In Elliot’s world, that means her ancestors hid in caves for years, then emerged into a land they barely recognized. They felt a deep, abiding need to be caretakers of the world they’d been left. For generations, they tried, the best they knew how, but they were ignorant and hidebound by their religion and their beliefs. And as power became consolidated, it also became corrupted, and people who were once considered wards became little more than serfs. But things keep changing. The Posts appear, not held captive by backward religion, not privileged by the society to want to believe in that religion. And things change more, but there are still going to be the people who never forget that first battle, and the fear of technology that saved them.

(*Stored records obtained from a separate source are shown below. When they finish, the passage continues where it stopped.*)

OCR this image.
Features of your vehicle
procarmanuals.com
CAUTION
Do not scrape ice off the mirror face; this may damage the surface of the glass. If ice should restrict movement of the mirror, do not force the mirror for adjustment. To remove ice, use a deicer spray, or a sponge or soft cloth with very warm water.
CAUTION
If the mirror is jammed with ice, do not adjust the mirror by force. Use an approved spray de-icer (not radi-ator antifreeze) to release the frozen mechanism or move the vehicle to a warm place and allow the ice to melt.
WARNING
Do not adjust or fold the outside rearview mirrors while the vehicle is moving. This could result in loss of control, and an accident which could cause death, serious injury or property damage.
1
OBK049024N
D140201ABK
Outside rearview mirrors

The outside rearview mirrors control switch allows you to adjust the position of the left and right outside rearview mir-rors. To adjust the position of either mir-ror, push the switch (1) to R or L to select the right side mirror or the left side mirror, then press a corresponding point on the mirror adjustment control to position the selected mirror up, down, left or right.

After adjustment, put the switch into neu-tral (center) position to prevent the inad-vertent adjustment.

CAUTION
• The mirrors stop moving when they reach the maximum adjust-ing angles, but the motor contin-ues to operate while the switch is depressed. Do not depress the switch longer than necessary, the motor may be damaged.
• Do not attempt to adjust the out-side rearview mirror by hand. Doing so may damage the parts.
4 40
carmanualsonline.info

In Persis’s world, the changes have been accelerated. Not limited by a religion or culture that shuns technology, her people have created an entire continent for themselves, have advanced the field of genetic engineering so far that the type of experiments that caused the Reduction in the first place seem to them the way trepanning or humor-balancing or other insanely backwards medical procedures might seem to us. And aside from the backstory of the Reduction and the wars she shares with Elliot, there is more history: a history of two countries, alone and counting on each other but always at odds. A history of a cure that changed the face of their society and made a celebrity out of its inventor and her whole family. A history of a bad queen and a revolution and a whole new struggle.
It’s not as simple as “Once there was the Reduction and now there’s the world as it is now.” If hundreds of years pass, then hundreds of years have to pass, good stuff, bad stuff, stuff that sticks and stuff that is forgotten. And some look to the ancient Kings in the North and remember that winter is always coming, and some look at the Red Keep and remember the King and Queens who built it, and some only see as far back as the most recent struggle, the most recent rebellion, and remember their grudges and their desires. but it’s all history, and it’s all a part of them.
* In passing, WHY THE HELL do fans hate Sansa so much? I love Sansa on the show and the more I read in her perspective, the more I love Sansa. I don’t know if she does something terrible in Book Three or whatever, but I’ll say for a twelve year old girl who was raised with some pretty f-ed up fairytales, you can’t blame her for any of the stupid decisions she makes early on, and for you know, trying to SURVIVE in the Red Keep while her dad’s head rots on a post outside… but I digress.
**And you can’t even blame them for that, really, because their land had been destroyed and they had to go somewhere!
*** Though occasionally I see a reader who thinks that the Reduction really was a punishment of God’s rather than that being what the Luddites say, and I kind of wonder what they thought of the rest of the book, then, if they really believe that. Because it kind of makes the book into some sort of fantasy novel or religious tract, with gods bestowing rewards or punishments, and does that mean they think that Kai and Elliot are in some sort of open rebellion against an actual god by the end of it all?